An Impossible Task for May’s Successor: Mending a Broken Britain

Nigel Farage, the first crusader for Britain’s exit from the European Union, is getting set to contest the premiership after his Brexit party led the European parliament elections this week. Former Trump adviser Steve Bannon said on Monday May 27 that he saw his close friend Farage as running to be prime minister later this year, after his “stunning victory” of 31.6 percent of the European vote.

Bannon spoke from a hotel in Paris. Since leaving the White House in August 2017, Bannon has been trying to forge links between the far-right parties of Europe.

Farage will first test his Brexit Party’s strength on home ground with a candidate in the June 6 byelection at the eastern town of Peterborough. “If he wins that seat and they have a member in Parliament.” Bannon commented “… I think Farage is set up to be quite competitive to be prime minister of England in the fall of this year.”

Bannon’s comments may be designed to convince the British voter that Farage is closely supported by President Donald Trump, and therefore the best candidate for restoring the trade ties and the special intelligence relations which the UK used to enjoy with Washington.

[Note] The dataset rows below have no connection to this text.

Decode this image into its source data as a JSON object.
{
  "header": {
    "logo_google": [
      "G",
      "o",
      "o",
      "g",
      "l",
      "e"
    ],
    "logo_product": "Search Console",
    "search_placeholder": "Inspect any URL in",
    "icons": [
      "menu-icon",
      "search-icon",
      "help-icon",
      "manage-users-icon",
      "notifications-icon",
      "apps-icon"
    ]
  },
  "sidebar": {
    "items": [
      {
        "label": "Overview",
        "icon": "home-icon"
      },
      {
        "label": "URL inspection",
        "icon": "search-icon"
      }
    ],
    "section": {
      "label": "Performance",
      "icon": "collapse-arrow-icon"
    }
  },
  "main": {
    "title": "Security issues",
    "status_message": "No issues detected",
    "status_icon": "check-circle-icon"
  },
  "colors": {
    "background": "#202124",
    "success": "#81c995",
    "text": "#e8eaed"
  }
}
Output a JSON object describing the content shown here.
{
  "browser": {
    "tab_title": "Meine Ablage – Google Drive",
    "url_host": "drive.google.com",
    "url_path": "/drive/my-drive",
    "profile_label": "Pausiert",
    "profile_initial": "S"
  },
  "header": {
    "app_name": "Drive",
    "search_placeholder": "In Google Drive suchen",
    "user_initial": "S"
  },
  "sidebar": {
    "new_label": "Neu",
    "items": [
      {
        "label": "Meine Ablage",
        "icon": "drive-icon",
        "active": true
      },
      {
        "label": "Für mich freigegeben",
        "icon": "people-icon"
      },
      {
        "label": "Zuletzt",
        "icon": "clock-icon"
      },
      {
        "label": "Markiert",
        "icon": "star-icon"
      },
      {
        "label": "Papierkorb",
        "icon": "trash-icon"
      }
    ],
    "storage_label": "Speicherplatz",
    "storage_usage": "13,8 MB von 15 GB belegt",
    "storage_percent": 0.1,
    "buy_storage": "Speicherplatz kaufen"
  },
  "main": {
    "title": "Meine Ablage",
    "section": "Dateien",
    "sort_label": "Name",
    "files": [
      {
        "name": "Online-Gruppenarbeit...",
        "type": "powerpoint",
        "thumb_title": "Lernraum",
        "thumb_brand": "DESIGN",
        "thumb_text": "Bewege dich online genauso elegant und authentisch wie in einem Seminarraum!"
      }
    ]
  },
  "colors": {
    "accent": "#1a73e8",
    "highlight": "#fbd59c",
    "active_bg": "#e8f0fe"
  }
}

Such traction would put the UK back on its feet after too many depressing years of downturn manifested finally by Theresa May and her failed Brexit deal with the EU. However, the truth is that Farage is no longer a Trump favorite. He enjoys the friendship and support of Steve Bannon. But two years ago, Trump dispensed of Bannon’s services as White House Chief Strategist because he does not subscribe to his rightist nationalist ideology. The president would not want to see London being remade as the European hub for that political philosophy.

And so, Trump made sure that Boris Johnson, leading candidate for next Conservative prime minister, was the only British politician invited to a private dinner during his state visit to the UK in the first week of June. They already have warm ties and Trump was especially pleased with Johnson’s pledge to conduct a no-deal Brexit policy if he becomes prime minister. The Trump administration intends to negotiate a substantial new trade deal with Britain as soon as it burns its ties with Europe.

May’s successor faces challenges which go beyond Brexit’s consummation. The chaos and uncertainty left in its wake – and not just on the economy – cannot be fixed overnight, especially after years of decay and neglect.

Suffice it to note the steep decline in British military strength. Much of the blame belongs to Tony Blair who led a Labor government way back in the 90s and early millennium years. The modest British army was ground down after joining the US invasion of Iraq in 2003.

Then, in 2013, May’s Conservative predecessor David Cameron failed to gain Commons backing for military action in Syria and so, for the next five years, the British army sat idle in its bases without taking part in important operations on any of the active war fronts led by the US army.

The once fabled British intelligence arms, MI6 and Mi5, are in no better shape. This became evident in their botched handling of the Russian GRU’s attempt to murder Sergei Skripal and his daughter with Novichok poison in Salisbury in March 2018. An innocent civilian Dawn Sturgess paid with her life and four others were injured; a city was terrorized and millions of pounds-worth of property damaged in this affair.

The handling of this crisis coupled with PM May’s indifference revealed that something was badly amiss in UK’s spy agencies. More recently, May equivocated in the face of serious concerns voiced by intelligence officials about the Chinese Huawei’s involvement in Britain’s prospective 5G network. She ignored the fact that Britain’s fellows in the Five Eyes intelligence community have severely restricted Chinese access or banned it altogether.

The City of London, long a bustling center of global trading and finance, is fading, as world banks and corporations move out to other European financial hubs.

These downward spirals were woefully exposed during May’s unfortunate steps to gain approval for her Brexit deal. It has left her successor with no visible way forward out of the mess.

Farage and his new party are offering radical change although they are untried in government. The Labor opposition under Jeremy Corbyn has little credibility with the British voter. If Farage does make it to 10 Downing Street, Britain can expect to be shaken by a major earthquake that will send tremors across Europe. The country he proposes to rebuild on the ruins of the old Britain is likely to be a far cry from what it was before.